‘Onion boy’ Mohammed Ayyash dreams of a playground, just like every other kid
A picture of a 9-year-old boy in the Gaza Strip went viral immediately after it was posted on March 30. Shared on social media the first day of the Gaza Strip’s Great Return March, a six-week protest along the Israeli border calling for an end to the disenfranchisement of the Palestinian people, it has fast become a symbol of the multigenerational spirit of the protest.
The now iconic photo shows Mohammed Ayyash crouched on the ground, as if ready to defend his people at a moment’s notice, wearing a mask with an onion stalk slipped inside to protect against Israel’s teargas bombs. The mask and the smell of the onion actually work, but they also are evocative symbols of a people forced to counter the advanced weapons of the eighth largest arms exporter in the world with homemade inventions.
Just who is this Mohammed Ayyash, who has become social media and TV sensation at such a young age? He, his two brothers, two sisters and parents live in central Gaza’s Deir Al-Balah. His youngest sister was born just three days after the protest.
“I named her Ahed Tamimi. I wanted her to have Ahed’s distinguished beauty and strong personality,” says Mohammed’s mother, Reham. That seems fitting, since, for Palestinians, Mohammed has become a sign of defiance, just like Ahed Tamimi became a symbol of resistance after she was imprisoned for slapping an Israeli soldier who had intruded onto her family’s property.
When Mohammed’s father, Sa’d Aldeen, asked his son what he would say to the Israeli soldiers if he got close enough, the boy answered in the Hebrew his dad learned in Israeli jail: “Anahno lo mefakhdim memkhem (We are not afraid of you).”
The Ayyash family represents the Gaza population today in another important way: They can barely get by. Sa’d supports the family on a disability pension from the government, due to the injury he received to his leg after being shot by Israeli soldiers during the First Intifada. He receives 1,100 shekels (about $314) a month, but must spend 700 just for rent.
When asked how she felt about her youngest son participating in a march that has become so deadly (32 protesters have been killed to date and more than 1,450 injured), Reham says she refused her family members’ attendance at the beginning, fearing she would lose one of them. But at the same time, she admits, she feels their participation is a national duty. And she encourages other mothers to let their children go to the march encampments so they will learn about their history.
As for Mohammed’s father, Sa’d, he believes it’s his duty to teach Mohammed to remember Palestine and demand his rights in a civilized, peaceful way. “In this way, we defy the Israeli thinking that the elderly Palestinians will die and the young will forget.”

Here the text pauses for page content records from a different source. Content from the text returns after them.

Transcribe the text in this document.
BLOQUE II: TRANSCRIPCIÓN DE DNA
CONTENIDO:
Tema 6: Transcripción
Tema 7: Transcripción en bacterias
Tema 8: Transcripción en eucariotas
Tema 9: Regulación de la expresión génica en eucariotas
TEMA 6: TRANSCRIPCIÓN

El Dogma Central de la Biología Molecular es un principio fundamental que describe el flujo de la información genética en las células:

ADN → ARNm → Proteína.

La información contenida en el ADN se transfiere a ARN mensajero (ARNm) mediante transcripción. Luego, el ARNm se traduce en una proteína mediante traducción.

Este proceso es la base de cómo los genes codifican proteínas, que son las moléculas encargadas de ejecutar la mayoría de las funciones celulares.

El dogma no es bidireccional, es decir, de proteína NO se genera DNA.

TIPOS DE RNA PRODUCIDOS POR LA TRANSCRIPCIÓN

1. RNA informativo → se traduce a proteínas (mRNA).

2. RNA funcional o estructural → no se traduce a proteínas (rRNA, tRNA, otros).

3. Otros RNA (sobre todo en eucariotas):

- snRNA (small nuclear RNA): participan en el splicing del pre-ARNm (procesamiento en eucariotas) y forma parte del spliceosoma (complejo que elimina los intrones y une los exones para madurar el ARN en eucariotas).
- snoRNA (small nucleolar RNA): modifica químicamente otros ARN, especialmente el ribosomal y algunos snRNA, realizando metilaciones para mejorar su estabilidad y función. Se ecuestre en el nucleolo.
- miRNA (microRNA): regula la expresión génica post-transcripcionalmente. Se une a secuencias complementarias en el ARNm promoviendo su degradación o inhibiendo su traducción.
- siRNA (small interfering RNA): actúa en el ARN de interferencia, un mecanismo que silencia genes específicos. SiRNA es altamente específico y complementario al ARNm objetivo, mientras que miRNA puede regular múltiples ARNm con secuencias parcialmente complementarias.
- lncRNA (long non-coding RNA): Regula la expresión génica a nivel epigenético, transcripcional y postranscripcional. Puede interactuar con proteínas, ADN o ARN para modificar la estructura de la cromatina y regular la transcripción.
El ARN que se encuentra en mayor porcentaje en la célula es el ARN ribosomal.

And Mohammed? He simply says he loves his homeland, Palestine, and wants to play a role in fighting for his people’s rights. He wishes his family could someday return to Yafa – the city from which their ancestors were forced to leave. That wish may seem impossible fulfill, but not for Mohammed.
“He is enthusiastic about going to the border every day because he naively thinks the Israeli occupation consists only of the soldiers he sees standing on the sand barriers in front of the border. And that Yafa is just behind those sand barriers,” Reham says sadly. “Thus, he thinks he only needs to shout loudly at the soldiers. For him, it’s as simple as that!”
When asked what he wants in his future, Mohammed says with a wide, bright smile, “I want to have my own playground so I can play football and basketball the whole day. I want it to be named after my new nickname, Abu Basala (the kid with an onion in Arabic).” He thinks a moment and then adds, “I also wish we could have a big, comfortable house with everything I need, including my own iPad.”
He is, after all, like all children everywhere.